Creating a completely new sync drive from scratch, at the Koumbit datacenter, took around 30 hours with connexion rate-limited to 5MB/s. The dataset was about 860GB in June 2015, see Redmine issue #17834 for details.

Creating user accounts

Access to the media player is granted on a per-user basis. Users need to be created in Puppet, in the user::admins class. For example, this grants access to the antoine user:

user {
    ensure     => present,
    gid        => $gid,
    groups     => $groups,
    comment    => 'Antoine Beaupre',
    managehome => false,
    shell      => '/bin/bash',
    password   => '$6$[...censored..]';

A new block like this needs to be added to the site/user/manifests/admins.pp file for every user we want to give access to.


Note that this grants access to all machines managed through Puppet, including sudo access. Some rearchitecturing of the Puppet classes would need to be performed to have access specific to the media players, but this was not a requirement at first.

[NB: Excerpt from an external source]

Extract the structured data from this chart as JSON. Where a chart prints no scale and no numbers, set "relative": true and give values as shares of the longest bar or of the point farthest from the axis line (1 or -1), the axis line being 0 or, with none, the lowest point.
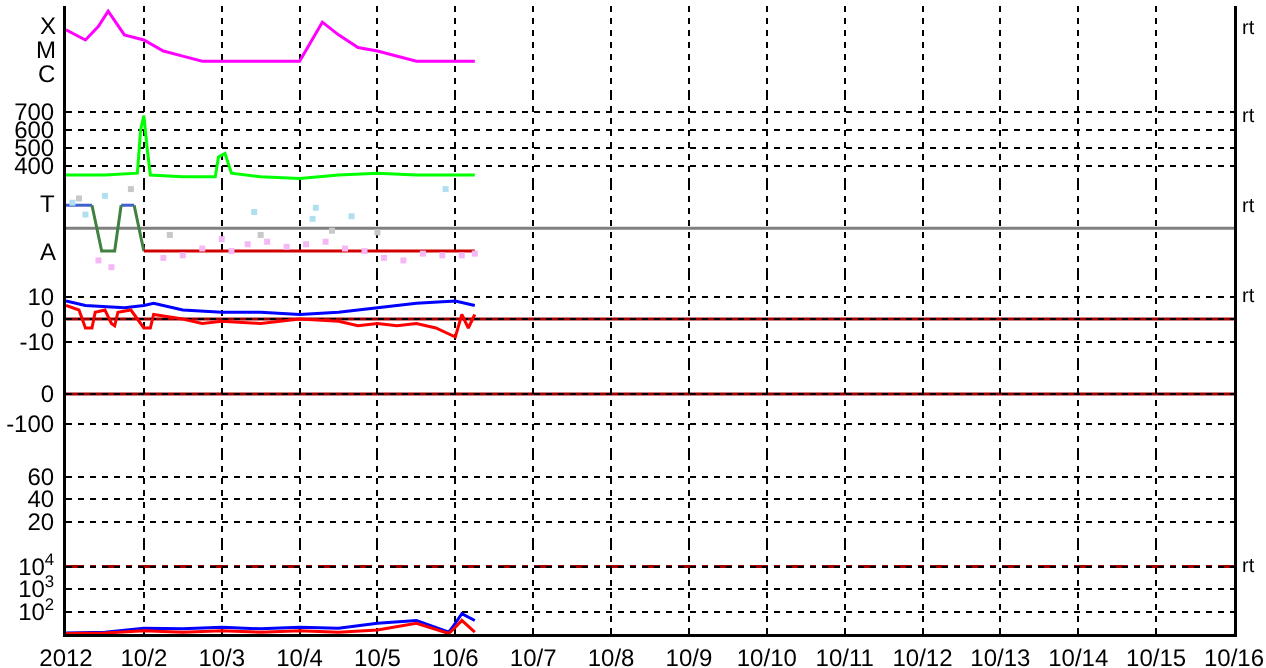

The previous access system was based on the root account, which is now locked down.

Upgrading git-annex

Depending on the git annex installation method, there are various ways of updating git-annex when a new release comes out.

As a rule of thumb, as long as the first part of the git-annex version number doesn’t change, upgrades are non-destructive and will be forward- and backward-compatible. For example, right now the version number is 5.20150409, which means it is basically Git annex 5. A major upgrade including a data migration would come if the next release is something like 6.x.

Those changes are documented upstream in the upgrades page and are not very common. Keep in mind that git-annex “will always support upgrades from all past versions”, so upgrading is usually a painless process, which only requires running git annex upgrade after deploying the new codebase.

Since we are usually deploying with Debian packages from NeuroDebian, only that method is documented here. You can see the latest versions available from NeuroDebian in their package page. To perform an upgrade by hand, you can simply do:

apt-get install git-annex-standalone

With Puppet, it is also possible to specify the desired version with:

class { 'gitannex':
  method => 'package',
  ensure => '5.20150819+gitgc587698-1~ndall+1',

The downside of using a specific version in Puppet is that it needs to be updated every time a new release comes up.


Hopefully, git-annex will eventually be part of the standard backports, issue #760787 was opened about this in Debian. That way, git-annex will be part of the regular unattended-upgrades process.